Certains journaux de confinement m'intéressent malgré tout : ce sont ceux des gens du show-business, ou des demi-people, ou des animateurs radio chez qui on a installé le matériel leur permettant de réaliser leurs émissions depuis leur domicile. Évidemment, sous prétexte de nous montrer leur nouveau studio, ils nous montrent leur lieu de vie, ils mettent en scène leur déco. Généralement, on les voit devant une bibliothèque. 

Alors, nous, on zoome pour voir ce qu'ils lisent. C'est toujours la Pléïade. Tu penses bien qu'ils ont fait le tri avant la photo, pour ne pas laisser traîner ce qu'ils lisent réellement, comme Notre intestin est notre deuxième cerveau. Certains ne font pas attention : Patrick Bruel avait soigneusement organisé son décor, entouré de guitares savamment disposées, mais derrière lui, on voyait une cave à vin totalement remplie. 

Vous allez penser : 'Carlier se moque des people qui se font mousser avec le confinement, mais lui il fait la même chose'. Eh bien pas tout à fait. Si mon confinement ressemble à celui de Julie Zenatti, c'est dire s'il n'est pas spécialement intéressant, j'avais juste envie de vous parler de ma compagne qui est pneumologue et qui part tous les matins à l'hôpital.

Moi, en l'attendant, dans cet appartement, je cuisine. Hier, j'ai fait des aubergines farcies. C'est facile, ça : vous coupez les aubergines en deux, vous faites des croix dans la chair pour y faire pénétrer l'huile d'olive, vous mettez au four et dix minutes avant la fin de la cuisson, vous recouvrez de gruyère pour gratiner. Sur l'image de Marmiton, c'était très beau, moi j'ai ressorti du four un truc noirâtre aplati, qui ressemble à un bout de pneu. Ma compagne était heureuse même si le soir à 20 heures, après s'être fait acclamer sur la terrasse, elle a passé deux heures à nettoyer la cuisine.

" Moi, pendant le confinement, j'écris des chansons pour le monde "

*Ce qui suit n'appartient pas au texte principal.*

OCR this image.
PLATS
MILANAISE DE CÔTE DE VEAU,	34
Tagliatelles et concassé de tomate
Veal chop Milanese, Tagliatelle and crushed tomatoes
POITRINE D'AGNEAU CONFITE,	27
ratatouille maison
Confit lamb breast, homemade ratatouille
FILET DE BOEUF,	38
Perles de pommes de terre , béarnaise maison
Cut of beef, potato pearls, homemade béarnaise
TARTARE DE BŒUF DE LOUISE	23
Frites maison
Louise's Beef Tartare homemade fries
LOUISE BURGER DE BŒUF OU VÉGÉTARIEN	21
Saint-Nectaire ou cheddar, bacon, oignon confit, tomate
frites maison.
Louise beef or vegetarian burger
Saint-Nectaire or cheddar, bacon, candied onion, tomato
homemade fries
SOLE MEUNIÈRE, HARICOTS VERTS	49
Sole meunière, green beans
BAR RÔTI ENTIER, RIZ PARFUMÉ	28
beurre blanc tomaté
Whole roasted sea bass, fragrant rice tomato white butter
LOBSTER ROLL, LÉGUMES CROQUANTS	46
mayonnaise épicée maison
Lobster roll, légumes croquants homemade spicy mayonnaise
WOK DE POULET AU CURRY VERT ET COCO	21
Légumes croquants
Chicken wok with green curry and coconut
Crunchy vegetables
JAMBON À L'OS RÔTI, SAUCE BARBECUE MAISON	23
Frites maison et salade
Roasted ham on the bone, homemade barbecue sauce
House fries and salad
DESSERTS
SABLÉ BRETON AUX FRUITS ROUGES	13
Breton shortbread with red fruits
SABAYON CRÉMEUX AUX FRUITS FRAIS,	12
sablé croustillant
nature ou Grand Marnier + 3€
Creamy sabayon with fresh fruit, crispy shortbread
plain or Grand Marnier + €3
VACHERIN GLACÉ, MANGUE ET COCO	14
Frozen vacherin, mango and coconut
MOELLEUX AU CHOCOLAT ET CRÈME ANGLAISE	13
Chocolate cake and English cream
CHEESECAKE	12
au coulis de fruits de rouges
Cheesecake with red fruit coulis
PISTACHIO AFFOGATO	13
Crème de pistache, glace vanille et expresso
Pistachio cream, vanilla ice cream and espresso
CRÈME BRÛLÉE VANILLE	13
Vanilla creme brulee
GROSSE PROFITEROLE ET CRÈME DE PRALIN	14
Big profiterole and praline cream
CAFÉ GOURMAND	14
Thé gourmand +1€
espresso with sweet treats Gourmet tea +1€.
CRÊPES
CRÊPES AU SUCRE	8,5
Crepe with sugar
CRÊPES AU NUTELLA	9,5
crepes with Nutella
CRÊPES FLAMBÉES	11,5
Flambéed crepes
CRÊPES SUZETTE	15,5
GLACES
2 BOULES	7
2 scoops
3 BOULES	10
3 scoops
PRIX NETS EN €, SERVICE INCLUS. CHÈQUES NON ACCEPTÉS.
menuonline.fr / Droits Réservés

Quoi qu'il en soit, je rigole, mais j'ai, comme tout le monde, des moments difficiles, douloureux. Je devais commencer le 15 mars une tournée avec Carl et Guitou, mon nouveau spectacle puis jouer à Avignon pour être au point à Paris, en octobre. Tout ça a sombré dans l'eau glacée du confinement.

Pour oublier cette déception, j'écris un nouveau livre et une pièce de théâtre, de la fiction pour une fois. Et puis est arrivée comme un cadeau du ciel la demande de Louis Bertignac d'écrire des chansons avec lui. Il m'envoie des musiques sur lesquelles j'écris des textes puis il me renvoie la maquette de la chanson avec sa voix et c'est toujours le même bonheur d'entendre tes mots chantés par la voix de quelqu'un que tu admires. Putain, Bertignac, Téléphone !

On a tous les souvenirs du monde d'avant. Alors moi, pendant le confinement, j'écris des chansons pour le monde d'après et le soir, quand mon héroïne rentre de l'hôpital, je lui fais écouter les maquettes de nos chansons pendant qu'elle nettoie la cuisine.

J'espère vous voir bientôt, même si je risque d'être confiné un peu plus longtemps que vous, car je me suis aperçu avec terreur que sans m'en rendre compte, je fais désormais partie des seniors, dans ma vie je suis passé de statut de gros à celui de vieux, sans passer par la case mec normal.

Mais au moins, je suis heureux, on se retrouvera sur scène. Je suis comme vous, j'ai des moments d'angoisse terribles avec cette peur de l'avenir qui vient dévorer nos entrailles comme une meute de chiens enragés. Ça ne sert à rien d'insister là-dessus, sauf à vous dire : accrochez-vous les gars, ça va tanguer mais on va s'en sortir."